Reviewers
say that "Shazam" is light and funny, that it gets to the heart of
being a bullied child and yearning for power, and that it did not display the
boring pomposity of so many recent comic book movies. The main character, Billy
Batson, is an adolescent boy in the body of a superhero. "Shazam,"
reviewers promised, is the superhero version of "Big," the 1988 Penny
Marshall hit about a boy who magically enters an adult body. The reviewers were
only partially telling the truth. "Shazam" contains too many scenes
that are pompous, hateful, violent, and just plain weird in a movie that suddenly
switches into cute, crippled child mode. Zachary Levi, a 38 year old actor who
plays Billy Batson, is very good, sweet, funny, and believable as a child in an
adult's body, and he deserved a better movie. But he and the producers are raking
the bucks.
"Shazam"
opens with an assault on those most evil of villains, white, Christian, wealthy,
heterosexual, American men. Three males are traveling in a car at Christmas
time. Bing Crosby is singing "Do You Hear What I Hear," over the car
radio. The father is a vicious creep who mocks his youngest son, sitting in the
backseat. His prized first-born is up front with him.
Long
story short: the youngest son, who is being picked on, is offered power by a
wizard, but he blows it because the eye of Sauron offers him the ring of power –
no, wait, sorry, wrong fantasy. Basically Satanic beings offer the kid power. This
motif is ultimately ripped off from the New Testament's "Temptation of
Christ" narrative. It's ironic that schlocky Hollywood movies rip off the
Bible even as they bash Christianity. Get used to the bashing and the cultural
appropriation. There are Christmas trees throughout this movie. The superheroes
are all pseudo Messiahs. Nothing new here.
The
youngest son grows up to be Dr Thaddeus Sivana (Mark Strong). He's obsessed
with gaining the power he couldn't receive when he was a greedy little brat.
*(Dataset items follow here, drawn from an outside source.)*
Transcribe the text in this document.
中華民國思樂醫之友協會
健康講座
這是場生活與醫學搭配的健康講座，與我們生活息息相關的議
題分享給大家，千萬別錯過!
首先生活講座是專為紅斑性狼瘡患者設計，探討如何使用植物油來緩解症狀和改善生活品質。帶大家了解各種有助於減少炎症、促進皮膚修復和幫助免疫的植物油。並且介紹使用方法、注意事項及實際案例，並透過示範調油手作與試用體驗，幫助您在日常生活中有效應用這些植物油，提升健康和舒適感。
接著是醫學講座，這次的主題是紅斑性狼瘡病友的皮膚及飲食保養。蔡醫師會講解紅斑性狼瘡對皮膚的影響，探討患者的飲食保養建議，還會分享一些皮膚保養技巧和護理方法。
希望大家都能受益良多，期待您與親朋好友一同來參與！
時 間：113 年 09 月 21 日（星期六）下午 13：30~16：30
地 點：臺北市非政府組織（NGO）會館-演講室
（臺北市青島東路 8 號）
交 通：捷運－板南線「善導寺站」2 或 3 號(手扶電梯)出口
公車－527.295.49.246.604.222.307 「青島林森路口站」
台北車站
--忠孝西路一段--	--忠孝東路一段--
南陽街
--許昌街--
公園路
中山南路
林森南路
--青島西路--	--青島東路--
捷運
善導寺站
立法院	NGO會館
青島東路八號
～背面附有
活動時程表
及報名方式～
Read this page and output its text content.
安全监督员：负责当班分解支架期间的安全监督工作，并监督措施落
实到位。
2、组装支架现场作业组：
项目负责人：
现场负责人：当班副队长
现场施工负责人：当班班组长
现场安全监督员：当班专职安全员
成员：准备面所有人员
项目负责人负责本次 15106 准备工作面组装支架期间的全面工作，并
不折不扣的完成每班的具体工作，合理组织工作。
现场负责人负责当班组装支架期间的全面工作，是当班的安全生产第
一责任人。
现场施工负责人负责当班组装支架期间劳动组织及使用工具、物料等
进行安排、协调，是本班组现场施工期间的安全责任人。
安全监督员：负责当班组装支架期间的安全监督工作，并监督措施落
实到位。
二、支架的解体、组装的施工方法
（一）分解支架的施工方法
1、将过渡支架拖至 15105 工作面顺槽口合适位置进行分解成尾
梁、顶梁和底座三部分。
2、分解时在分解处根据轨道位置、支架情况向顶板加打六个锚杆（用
Eventually
Sivana will get that power and use it to murder his abusive brother and father.
He walks into a boardroom full of rich, white, Americans. Using demons, he
violently murders them all. A couple of observations. Hollywood would never
produce a big budget movie that included such a violent, hateful scene where a
church or restaurant full of black people were violently murdered. And what the
heck is this scene doing in a movie that is supposed to be for little kids? Mark
Strong's performance as a man focused on the coldblooded destruction of human
life belongs in a serious treatment of some historic atrocity.
Anyway.
Billy Batson, a foster child, gains superpowers and fights Sivana. You've seen
it all before. There are funny, light, "Big"-like scenes. Their
placement in the movie served to make this viewer conscious that this movie
could have been different, it could have been thoroughly light, funny, and
innovative, and instead it is a mishmash of styles, tone, and agendas.